I really do think MeasureTheory is what you’re looking for. If not, maybe take a look at the packages that import GitHub - JuliaMath/DensityInterface.jl: Interface for mathematical/statistical densities in Julia

I don’t quite understand your concerns. As far as I know, Distributions.jl does not require or enforce that closed formulas are available. In the end, each distribution just has to implement a small interface for sampling, density evaluations and the like.
Indeed, rejection sampling or numerical methods are already used in some/many distributions. Just check for instance the implementation of the von Mises distribution or even the standard normal. Even if the quantile function happens to be known analytically it is often more efficient to sample differently, e.g. using rejection sampling. For the standard normal, the quantile function can be approximated numerically - it is not analytic as far as I know - and sampling is often done via the Box-Muller transform or the Marsaglia polar method - a form of rejection sampling.

Guess you could just implement (parts of) the interface for the distributions you mentioned in a similar fashion … and maybe open a pull request.

Thanks for the feedback.

I’m thinking, at some point propose something. As soon as I have more time, and I finish the classes I’m teaching and the theses I’m supervising, I want to see something along these lines. Maybe even in partnership with a student.

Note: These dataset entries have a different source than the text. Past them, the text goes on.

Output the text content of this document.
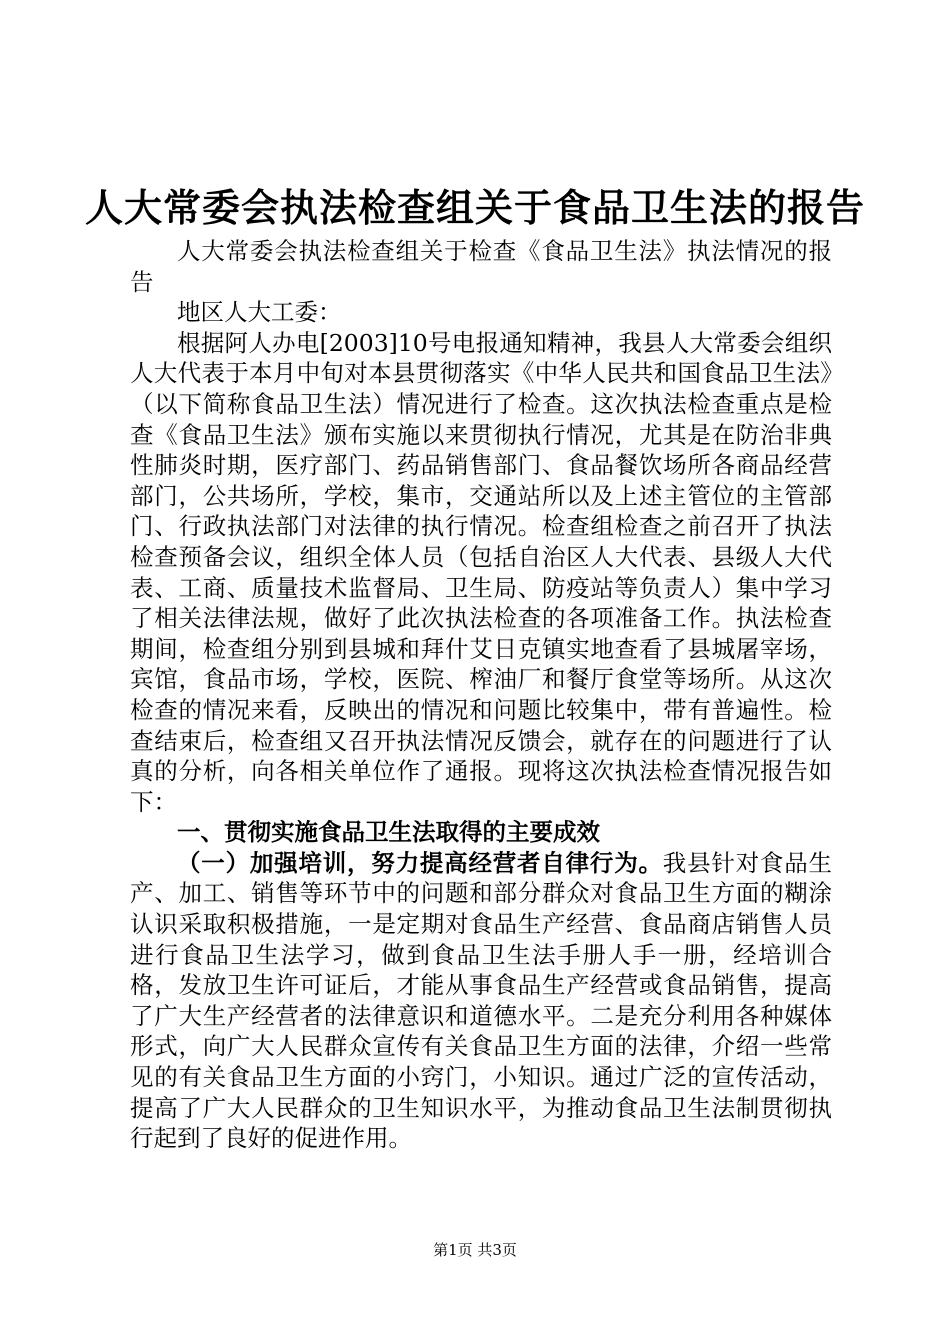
人大常委会执法检查组关于食品卫生法的报告

人大常委会执法检查组关于检查《食品卫生法》执法情况的报告

地区人大工委：

根据阿人办电[2003]10号电报通知精神，我县人大常委会组织人大代表于本月中旬对本县贯彻落实《中华人民共和国食品卫生法》（以下简称食品卫生法）情况进行了检查。这次执法检查重点是检查《食品卫生法》颁布实施以来贯彻执行情况，尤其是在防治非典性肺炎时期，医疗部门、药品销售部门、食品餐饮场所各商品经营部门，公共场所，学校，集市，交通站所以及上述主管位的主管部门、行政执法部门对法律的执行情况。检查组检查之前召开了执法检查预备会议，组织全体人员（包括自治区人大代表、县级人大代表、工商、质量技术监督局、卫生局、防疫站等负责人）集中学习了相关法律法规，做好了此次执法检查的各项准备工作。执法检查期间，检查组分别到县城和拜什艾日克镇实地查看了县城屠宰场，宾馆，食品市场，学校，医院、榨油厂和餐厅食堂等场所。从这次检查的情况来看，反映出的情况和问题比较集中，带有普遍性。检查结束后，检查组又召开执法情况反馈会，就存在的问题进行了认真的分析，向各相关单位作了通报。现将这次执法检查情况报告如下：

一、贯彻实施食品卫生法取得的主要成效

（一）加强培训，努力提高经营者自律行为。我县针对食品生产、加工、销售等环节中的问题和部分群众对食品卫生方面的糊涂认识采取积极措施，一是定期对食品生产经营、食品商店销售人员进行食品卫生法学习，做到食品卫生法手册人手一册，经培训合格，发放卫生许可证后，才能从事食品生产经营或食品销售，提高了广大生产经营者的法律意识和道德水平。二是充分利用各种媒体形式，向广大人民群众宣传有关食品卫生方面的法律，介绍一些常见的有关食品卫生方面的小窍门，小知识。通过广泛的宣传活动，提高了广大人民群众的卫生知识水平，为推动食品卫生法制贯彻执行起到了良好的促进作用。

第1页 共3页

Just to be clear, I think I was, but I can try to be a little more. I think the Distributions.jl package could allow embedding a generic distribution, so that I can calculate quantities, numerically, without needing to specify the function that generates observations from that distribution, without needing to specify the log-likelihood function, etc.

For example, one could easily use the package to obtain the maximum likelihood estimates of any distribution. It is possible to implement, using closures and varargs functions, a generic fit function that takes any probability density function. A tuple of arbitrary size would be useful, as we would not know how many parameters of the probability density function that the function user would pass as an argument to the fit function.

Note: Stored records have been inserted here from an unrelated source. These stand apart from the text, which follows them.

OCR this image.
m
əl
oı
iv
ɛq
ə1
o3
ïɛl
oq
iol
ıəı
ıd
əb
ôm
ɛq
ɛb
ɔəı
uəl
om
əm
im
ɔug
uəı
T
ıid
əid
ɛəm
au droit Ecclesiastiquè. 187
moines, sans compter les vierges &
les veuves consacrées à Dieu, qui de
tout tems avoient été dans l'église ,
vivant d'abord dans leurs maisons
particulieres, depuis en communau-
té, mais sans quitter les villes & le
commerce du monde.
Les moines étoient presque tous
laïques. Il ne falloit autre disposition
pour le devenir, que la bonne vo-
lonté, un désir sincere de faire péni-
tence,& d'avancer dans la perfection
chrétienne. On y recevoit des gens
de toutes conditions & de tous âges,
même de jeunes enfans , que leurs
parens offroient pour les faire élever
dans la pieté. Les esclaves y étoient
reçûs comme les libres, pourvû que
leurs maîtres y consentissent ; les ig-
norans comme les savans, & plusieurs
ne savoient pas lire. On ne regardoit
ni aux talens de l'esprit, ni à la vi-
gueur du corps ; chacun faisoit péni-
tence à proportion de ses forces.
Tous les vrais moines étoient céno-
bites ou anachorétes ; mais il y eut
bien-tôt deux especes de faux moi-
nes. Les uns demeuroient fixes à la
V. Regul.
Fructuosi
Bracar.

Hence, regardless of what the probability density function is, fit could always find the maximum likelihood estimates. It is not necessary to analytically unravel the log-likelihood function, as it can be easily implemented in a generic way for any probability density function, including those that have not yet been created. At first, only for the univariate case.

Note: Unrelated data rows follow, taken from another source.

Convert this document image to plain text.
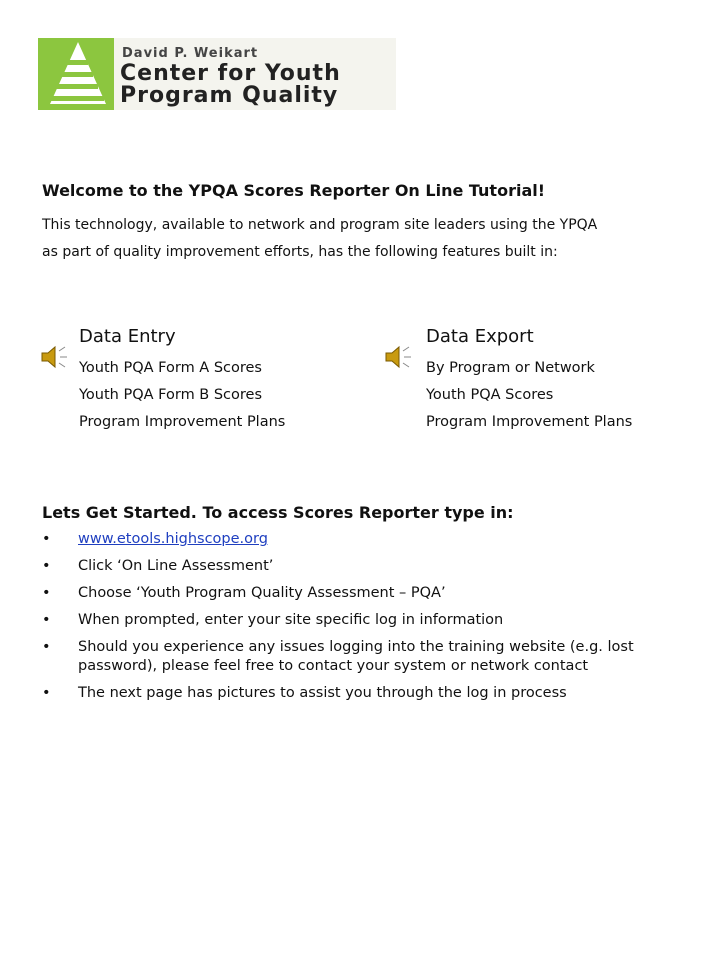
David P. Weikart
Center for Youth
Program Quality
Welcome to the YPQA Scores Reporter On Line Tutorial!
This technology, available to network and program site leaders using the YPQA as part of quality improvement efforts, has the following features built in:
Data Entry
Youth PQA Form A Scores
Youth PQA Form B Scores
Program Improvement Plans
Data Export
By Program or Network
Youth PQA Scores
Program Improvement Plans
Lets Get Started. To access Scores Reporter type in:
• www.etools.highscope.org
• Click ‘On Line Assessment’
• Choose ‘Youth Program Quality Assessment – PQA’
• When prompted, enter your site specific log in information
• Should you experience any issues logging into the training website (e.g. lost password), please feel free to contact your system or network contact
• The next page has pictures to assist you through the log in process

The Box-Muller and Polar method are great for generating normal observations. They are exact methods, which make use of transformations of random variables. Random variable functions are random variables with a specific probability distribution. In the case of Box-Muller and the Polar method, the transformations lead to functions of random variables that have a Normal distribution. It would make no sense, computationally, for someone to use the method of acceptance and rejection to generate observations of a random variable with Normal distribution. The accept and reject method works for any distribution, but would be costly (unnecessary) to generate normal observations.

However, it is possible, regardless of who the distribution is, to implement a function that takes any probability function or probability density function, and thus generates observations from that distribution. You can do this, generalizing even to receive functions from univariate distributions that are yet to be discovered. Who would use this function would only specify the density or probability function and would pass to the function that would implement the method of acceptance and rejection.

Hence, if the Distributions.jl library also had some more generic method to generate observations (for the univariate case it would be very useful) for any distribution, such as the accept and reject method, it would be something very interesting, as it would be possible to generate for any distribution of univariate probability.

I will end this thread with @baggepinnen’s suggestion which seems to be the most convenient for my question. If eventually I come to do something along these lines, I will return here at some point.